E non c’è riuscito nemmeno il sindaco, pardon Bürgermeister, Franz Thomas Locher: “È proprio una brutta scritta. Noi abbiamo negato il permesso edilizio, perché è troppo vicina al confine del giardino. Sotto gli occhi di tutti quelli che passano”.
Niente da fare. Nell’Italia che non sa ricordare, le targhe commemorative non si toccano. Anche quelle antisemite.
È “la sindrome dei gerani”. Come racconta Heiss: “Qui ci sono stati vent’anni di fascismo e venti mesi di nazismo. Così capita che tra gli estremisti di lingua tedesca ci sia chi guarda con simpatia al Terzo Reich e tra gli estremisti di lingua italiana si veda con nostalgia Mussolini”. Nazismo contro fascismo.
In Alto Adige torna l’antisemitismo? “Serpeggia, ed è tollerato, un sentimento che associa antichi rancori a certi miti”, sostiene Urzì. Heiss è più cauto: “Almeno a livello pubblico, l’antisemitismo è sempre condannato. Più che in passato. Forse sui social…”.

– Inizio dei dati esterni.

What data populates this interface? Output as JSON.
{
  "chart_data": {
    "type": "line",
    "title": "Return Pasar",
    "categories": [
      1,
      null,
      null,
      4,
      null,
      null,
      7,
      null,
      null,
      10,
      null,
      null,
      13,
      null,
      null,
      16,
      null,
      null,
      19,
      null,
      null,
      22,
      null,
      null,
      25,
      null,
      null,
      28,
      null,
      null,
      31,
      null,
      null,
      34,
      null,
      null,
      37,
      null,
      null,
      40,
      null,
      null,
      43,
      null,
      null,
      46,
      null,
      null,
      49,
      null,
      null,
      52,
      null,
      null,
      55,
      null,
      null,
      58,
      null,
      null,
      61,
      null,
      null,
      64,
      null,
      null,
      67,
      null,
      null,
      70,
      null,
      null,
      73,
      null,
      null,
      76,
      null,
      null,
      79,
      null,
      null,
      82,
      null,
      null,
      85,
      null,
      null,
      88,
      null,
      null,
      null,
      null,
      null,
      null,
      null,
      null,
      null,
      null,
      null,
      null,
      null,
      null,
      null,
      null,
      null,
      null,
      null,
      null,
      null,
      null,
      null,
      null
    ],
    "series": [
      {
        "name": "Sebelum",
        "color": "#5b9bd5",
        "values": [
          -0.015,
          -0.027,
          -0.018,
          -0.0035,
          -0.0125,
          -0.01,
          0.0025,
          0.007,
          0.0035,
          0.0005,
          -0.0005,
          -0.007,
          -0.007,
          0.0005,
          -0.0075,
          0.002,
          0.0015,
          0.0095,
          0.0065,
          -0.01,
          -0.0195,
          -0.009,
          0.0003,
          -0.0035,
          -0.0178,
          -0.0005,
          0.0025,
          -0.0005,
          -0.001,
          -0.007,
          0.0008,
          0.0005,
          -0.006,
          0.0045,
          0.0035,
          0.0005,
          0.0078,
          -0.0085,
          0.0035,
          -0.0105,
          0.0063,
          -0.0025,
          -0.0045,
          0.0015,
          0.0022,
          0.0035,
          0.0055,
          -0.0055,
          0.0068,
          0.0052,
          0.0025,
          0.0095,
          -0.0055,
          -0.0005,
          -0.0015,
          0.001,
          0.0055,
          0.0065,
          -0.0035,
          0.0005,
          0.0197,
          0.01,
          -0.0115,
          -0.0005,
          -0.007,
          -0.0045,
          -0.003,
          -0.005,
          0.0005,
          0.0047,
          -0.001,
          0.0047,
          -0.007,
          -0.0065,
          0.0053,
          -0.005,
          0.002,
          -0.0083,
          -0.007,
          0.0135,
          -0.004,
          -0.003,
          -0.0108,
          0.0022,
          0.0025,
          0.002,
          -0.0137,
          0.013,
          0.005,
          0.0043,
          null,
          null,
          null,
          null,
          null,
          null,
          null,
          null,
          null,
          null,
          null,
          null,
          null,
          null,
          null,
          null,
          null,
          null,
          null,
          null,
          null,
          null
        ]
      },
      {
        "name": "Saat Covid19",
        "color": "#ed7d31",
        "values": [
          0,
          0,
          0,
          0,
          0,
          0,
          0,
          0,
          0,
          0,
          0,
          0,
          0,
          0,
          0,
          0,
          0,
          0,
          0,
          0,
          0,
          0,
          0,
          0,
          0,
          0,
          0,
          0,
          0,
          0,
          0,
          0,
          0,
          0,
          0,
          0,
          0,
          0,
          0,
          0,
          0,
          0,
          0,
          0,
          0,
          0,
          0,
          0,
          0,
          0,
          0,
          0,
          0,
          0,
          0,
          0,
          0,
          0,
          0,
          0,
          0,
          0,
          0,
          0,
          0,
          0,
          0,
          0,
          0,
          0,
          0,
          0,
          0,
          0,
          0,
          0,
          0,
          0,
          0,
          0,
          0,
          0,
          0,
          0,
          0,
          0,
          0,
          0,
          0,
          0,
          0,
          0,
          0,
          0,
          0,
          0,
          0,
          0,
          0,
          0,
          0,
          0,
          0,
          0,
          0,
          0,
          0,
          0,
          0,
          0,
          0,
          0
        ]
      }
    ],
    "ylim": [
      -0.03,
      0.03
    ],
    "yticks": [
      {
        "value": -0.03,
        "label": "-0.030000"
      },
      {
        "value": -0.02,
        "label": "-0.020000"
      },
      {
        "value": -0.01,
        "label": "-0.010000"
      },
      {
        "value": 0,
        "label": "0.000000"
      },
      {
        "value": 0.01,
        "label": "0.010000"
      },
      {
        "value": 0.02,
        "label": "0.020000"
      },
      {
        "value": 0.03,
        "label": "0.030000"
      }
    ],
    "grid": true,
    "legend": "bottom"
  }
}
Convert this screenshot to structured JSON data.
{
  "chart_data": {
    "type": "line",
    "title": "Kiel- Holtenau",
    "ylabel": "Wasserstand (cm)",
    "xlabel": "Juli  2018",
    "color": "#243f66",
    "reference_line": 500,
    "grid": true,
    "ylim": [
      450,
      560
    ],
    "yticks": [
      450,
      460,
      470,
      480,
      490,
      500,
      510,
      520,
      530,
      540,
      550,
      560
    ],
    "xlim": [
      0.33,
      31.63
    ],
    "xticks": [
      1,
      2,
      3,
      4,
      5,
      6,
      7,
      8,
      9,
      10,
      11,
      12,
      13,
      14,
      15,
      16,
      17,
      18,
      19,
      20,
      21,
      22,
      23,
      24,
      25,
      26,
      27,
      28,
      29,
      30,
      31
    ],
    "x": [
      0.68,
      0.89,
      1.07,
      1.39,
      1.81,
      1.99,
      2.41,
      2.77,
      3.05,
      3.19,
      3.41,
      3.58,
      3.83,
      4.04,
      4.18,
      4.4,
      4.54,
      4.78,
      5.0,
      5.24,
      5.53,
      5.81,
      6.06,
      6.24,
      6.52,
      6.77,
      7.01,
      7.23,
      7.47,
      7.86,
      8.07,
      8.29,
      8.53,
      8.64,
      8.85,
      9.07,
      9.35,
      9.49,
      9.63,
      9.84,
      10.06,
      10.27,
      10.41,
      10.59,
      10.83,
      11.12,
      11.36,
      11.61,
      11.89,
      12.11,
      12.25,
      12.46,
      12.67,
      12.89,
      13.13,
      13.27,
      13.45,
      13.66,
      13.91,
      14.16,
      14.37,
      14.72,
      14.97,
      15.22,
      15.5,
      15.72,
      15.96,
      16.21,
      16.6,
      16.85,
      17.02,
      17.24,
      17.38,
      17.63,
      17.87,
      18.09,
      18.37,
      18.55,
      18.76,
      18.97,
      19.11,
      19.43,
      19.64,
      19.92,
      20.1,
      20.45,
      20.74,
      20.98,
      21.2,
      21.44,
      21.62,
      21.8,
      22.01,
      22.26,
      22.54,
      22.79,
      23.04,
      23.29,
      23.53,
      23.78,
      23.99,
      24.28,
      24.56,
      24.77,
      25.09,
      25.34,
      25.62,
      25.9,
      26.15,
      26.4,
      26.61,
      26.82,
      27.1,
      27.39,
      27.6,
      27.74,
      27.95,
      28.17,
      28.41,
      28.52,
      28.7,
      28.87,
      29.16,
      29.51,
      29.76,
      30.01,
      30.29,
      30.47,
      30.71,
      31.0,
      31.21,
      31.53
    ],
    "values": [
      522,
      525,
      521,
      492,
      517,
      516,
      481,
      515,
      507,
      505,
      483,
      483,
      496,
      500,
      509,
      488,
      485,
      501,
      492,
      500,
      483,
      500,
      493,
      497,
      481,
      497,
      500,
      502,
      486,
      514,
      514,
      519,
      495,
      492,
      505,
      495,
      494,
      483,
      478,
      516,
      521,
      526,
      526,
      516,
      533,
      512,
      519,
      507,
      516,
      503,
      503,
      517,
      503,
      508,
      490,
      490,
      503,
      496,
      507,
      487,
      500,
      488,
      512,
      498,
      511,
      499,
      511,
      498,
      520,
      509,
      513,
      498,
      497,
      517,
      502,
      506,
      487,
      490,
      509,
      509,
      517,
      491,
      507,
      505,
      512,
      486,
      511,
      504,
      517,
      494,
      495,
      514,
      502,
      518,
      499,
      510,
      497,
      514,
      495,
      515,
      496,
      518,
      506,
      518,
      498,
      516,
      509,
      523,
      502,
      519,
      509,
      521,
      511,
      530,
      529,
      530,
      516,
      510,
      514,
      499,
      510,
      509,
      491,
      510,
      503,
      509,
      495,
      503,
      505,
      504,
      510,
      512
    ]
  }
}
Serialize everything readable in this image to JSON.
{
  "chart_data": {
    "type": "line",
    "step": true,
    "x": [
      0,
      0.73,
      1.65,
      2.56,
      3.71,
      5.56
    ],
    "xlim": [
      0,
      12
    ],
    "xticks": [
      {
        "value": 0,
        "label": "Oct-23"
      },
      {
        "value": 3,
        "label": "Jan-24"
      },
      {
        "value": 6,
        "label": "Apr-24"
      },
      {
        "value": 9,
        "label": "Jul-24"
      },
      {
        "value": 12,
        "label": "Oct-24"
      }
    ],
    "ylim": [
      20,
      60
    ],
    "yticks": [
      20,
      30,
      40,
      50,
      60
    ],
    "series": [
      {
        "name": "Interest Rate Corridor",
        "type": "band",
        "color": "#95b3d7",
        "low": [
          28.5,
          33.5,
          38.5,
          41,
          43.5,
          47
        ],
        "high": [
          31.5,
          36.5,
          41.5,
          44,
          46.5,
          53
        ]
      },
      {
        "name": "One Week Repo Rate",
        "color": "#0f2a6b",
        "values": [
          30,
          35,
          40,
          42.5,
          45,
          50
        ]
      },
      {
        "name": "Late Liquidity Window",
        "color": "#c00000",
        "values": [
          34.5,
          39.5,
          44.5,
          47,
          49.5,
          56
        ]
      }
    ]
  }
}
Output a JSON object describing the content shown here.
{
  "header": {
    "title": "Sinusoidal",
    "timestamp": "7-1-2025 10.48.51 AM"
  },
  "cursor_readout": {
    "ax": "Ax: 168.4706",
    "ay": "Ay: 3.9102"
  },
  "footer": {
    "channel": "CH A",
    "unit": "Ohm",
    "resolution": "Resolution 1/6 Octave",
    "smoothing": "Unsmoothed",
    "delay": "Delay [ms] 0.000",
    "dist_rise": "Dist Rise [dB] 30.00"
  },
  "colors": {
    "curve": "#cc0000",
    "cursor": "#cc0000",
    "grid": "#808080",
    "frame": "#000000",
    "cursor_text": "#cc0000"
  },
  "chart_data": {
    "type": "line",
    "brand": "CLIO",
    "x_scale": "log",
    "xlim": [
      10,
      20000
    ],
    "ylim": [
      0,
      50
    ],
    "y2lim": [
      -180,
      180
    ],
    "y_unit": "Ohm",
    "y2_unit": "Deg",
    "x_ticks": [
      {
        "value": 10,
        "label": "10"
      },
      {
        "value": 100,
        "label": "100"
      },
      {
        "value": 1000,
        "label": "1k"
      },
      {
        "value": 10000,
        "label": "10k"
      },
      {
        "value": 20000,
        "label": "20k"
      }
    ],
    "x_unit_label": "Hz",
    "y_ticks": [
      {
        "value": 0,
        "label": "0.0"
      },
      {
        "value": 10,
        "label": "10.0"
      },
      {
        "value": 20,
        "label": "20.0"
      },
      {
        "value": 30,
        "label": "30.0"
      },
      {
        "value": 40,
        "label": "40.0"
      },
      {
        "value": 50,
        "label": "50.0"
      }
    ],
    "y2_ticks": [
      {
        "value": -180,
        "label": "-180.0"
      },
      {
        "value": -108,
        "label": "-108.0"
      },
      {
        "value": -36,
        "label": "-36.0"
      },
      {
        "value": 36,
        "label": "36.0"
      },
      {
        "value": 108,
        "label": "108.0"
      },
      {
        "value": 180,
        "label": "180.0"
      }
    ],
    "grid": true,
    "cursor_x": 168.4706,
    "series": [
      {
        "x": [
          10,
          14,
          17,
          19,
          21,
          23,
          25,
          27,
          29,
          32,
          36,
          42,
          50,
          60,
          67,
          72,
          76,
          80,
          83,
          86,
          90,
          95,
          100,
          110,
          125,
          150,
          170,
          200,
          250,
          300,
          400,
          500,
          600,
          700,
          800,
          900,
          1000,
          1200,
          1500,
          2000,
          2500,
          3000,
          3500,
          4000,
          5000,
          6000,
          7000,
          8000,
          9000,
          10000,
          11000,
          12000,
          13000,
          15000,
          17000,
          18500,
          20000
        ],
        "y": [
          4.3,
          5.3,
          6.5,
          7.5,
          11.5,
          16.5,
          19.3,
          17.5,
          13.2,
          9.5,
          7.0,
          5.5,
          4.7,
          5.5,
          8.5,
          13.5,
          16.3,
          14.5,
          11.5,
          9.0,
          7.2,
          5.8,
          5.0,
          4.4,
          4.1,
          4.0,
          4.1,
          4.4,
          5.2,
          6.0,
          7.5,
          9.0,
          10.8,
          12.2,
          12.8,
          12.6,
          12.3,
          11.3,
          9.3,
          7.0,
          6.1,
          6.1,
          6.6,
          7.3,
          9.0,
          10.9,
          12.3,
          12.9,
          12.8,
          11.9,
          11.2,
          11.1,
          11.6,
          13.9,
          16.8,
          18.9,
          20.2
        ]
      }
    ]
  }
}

Ecco i gerani che, racconta ancora Heiss, hanno nascosto dietro petali profumati la diffidenza di certi altoatesini verso Franz Thaler, il cittadino di Sarentino reduce da Dachau e autore di un grande libro: Dimenticare mai. Mentre tra gli italiani c’era chi magari celebrava il 4 novembre davanti al monumento costruito durante il Fascismo.
Altoatesini contro italiani. E in mezzo, come 80 anni fa, gli ebrei che non c’entravano niente. Capri espiatori.